The greater part of my officers were Whigs. It was well for

their venerable brotherhood that the new Surveyor was not a

politician, and though a faithful Democrat in principle, neither

received nor held his office with any reference to political

services. Had it been otherwise--had an active politician been

put into this influential post, to assume the easy task of

making head against a Whig Collector, whose infirmities withheld

him from the personal administration of his office--hardly a man

of the old corps would have drawn the breath of official life

within a month after the exterminating angel had come up the

Custom-House steps. According to the received code in such

matters, it would have been nothing short of duty, in a

politician, to bring every one of those white heads under the

axe of the guillotine. It was plain enough to discern that the

old fellows dreaded some such discourtesy at my hands. It

pained, and at the same time amused me, to behold the terrors

that attended my advent, to see a furrowed cheek, weather-beaten

by half a century of storm, turn ashy pale at the glance of so

harmless an individual as myself; to detect, as one or another

addressed me, the tremor of a voice which, in long-past days,

had been wont to bellow through a speaking-trumpet, hoarsely

enough to frighten Boreas himself to silence. They knew, these

excellent old persons, that, by all established rule--and, as

regarded some of them, weighed by their own lack of efficiency

for business--they ought to have given place to younger men,

more orthodox in politics, and altogether fitter than themselves

to serve our common Uncle. I knew it, too, but could never quite

find in my heart to act upon the knowledge. Much and deservedly

to my own discredit, therefore, and considerably to the

detriment of my official conscience, they continued, during my

incumbency, to creep about the wharves, and loiter up and down

the Custom-House steps. They spent a good deal of time, also,

asleep in their accustomed corners, with their chairs tilted

back against the walls; awaking, however, once or twice in the

forenoon, to bore one another with the several thousandth

repetition of old sea-stories and mouldy jokes, that had grown

to be passwords and countersigns among them.

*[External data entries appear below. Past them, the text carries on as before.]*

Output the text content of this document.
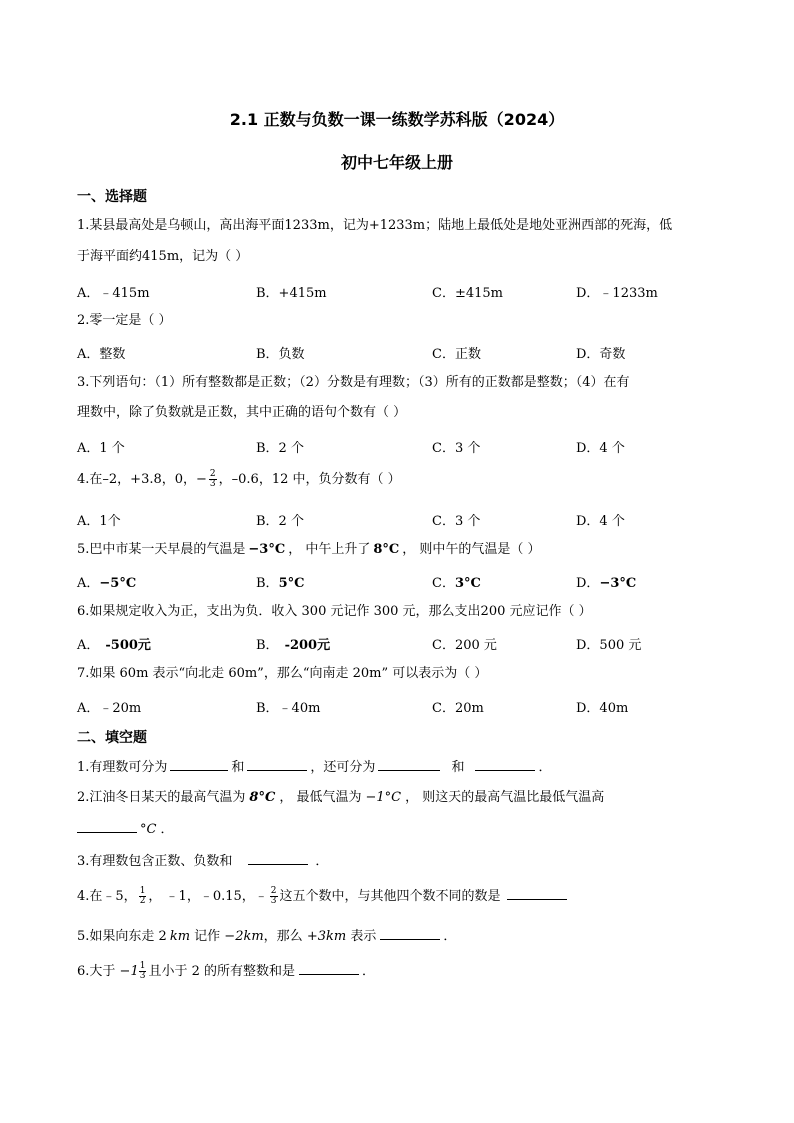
2.1 正数与负数一课一练数学苏科版（2024）
初中七年级上册
一、选择题
1.某县最高处是乌顿山，高出海平面1233m，记为+1233m；陆地上最低处是地处亚洲西部的死海，低
于海平面约415m，记为（ ）
A．﹣415m	B．+415m	C．±415m	D．﹣1233m
2.零一定是（ ）
A．整数	B．负数	C．正数	D．奇数
3.下列语句：（1）所有整数都是正数；（2）分数是有理数；（3）所有的正数都是整数；（4）在有
理数中，除了负数就是正数，其中正确的语句个数有（ ）
A．1 个	B．2 个	C．3 个	D．4 个
4.在–2，+3.8，0，− $\frac{2}{3}$ ，–0.6，12 中，负分数有（ ）
A．1个	B．2 个	C．3 个	D．4 个
5.巴中市某一天早晨的气温是 −3°C ， 中午上升了 8°C ， 则中午的气温是（ ）
A．−5°C	B．5°C	C．3°C	D．−3°C
6.如果规定收入为正，支出为负．收入 300 元记作 300 元，那么支出200 元应记作（ ）
A． -500元	B． -200元	C．200 元	D．500 元
7.如果 60m 表示“向北走 60m”，那么“向南走 20m” 可以表示为（ ）
A．﹣20m	B．﹣40m	C．20m	D．40m
二、填空题
1.有理数可分为	和	，还可分为	和	．
2.江油冬日某天的最高气温为 8°C ， 最低气温为 −1°C ， 则这天的最高气温比最低气温高
°C ．
3.有理数包含正数、负数和	．
4.在﹣5， $\frac{1}{2}$ ， ﹣1，﹣0.15，﹣ $\frac{2}{3}$ 这五个数中，与其他四个数不同的数是
5.如果向东走 2 km 记作 −2km，那么 +3km 表示	．
6.大于 $-1 \frac{1}{3}$ 且小于 2 的所有整数和是	．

The discovery was soon made, I imagine, that the new Surveyor

had no great harm in him. So, with lightsome hearts and the

happy consciousness of being usefully employed--in their own

behalf at least, if not for our beloved country--these good old

gentlemen went through the various formalities of office.

Sagaciously under their spectacles, did they peep into the holds

of vessels. Mighty was their fuss about little matters, and

marvellous, sometimes, the obtuseness that allowed greater ones

to slip between their fingers Whenever such a mischance

occurred--when a waggon-load of valuable merchandise had been

smuggled ashore, at noonday, perhaps, and directly beneath their

unsuspicious noses--nothing could exceed the vigilance and

alacrity with which they proceeded to lock, and double-lock, and

secure with tape and sealing-wax, all the avenues of the

delinquent vessel. Instead of a reprimand for their previous

negligence, the case seemed rather to require an eulogium on

their praiseworthy caution after the mischief had happened; a

grateful recognition of the promptitude of their zeal the moment

that there was no longer any remedy.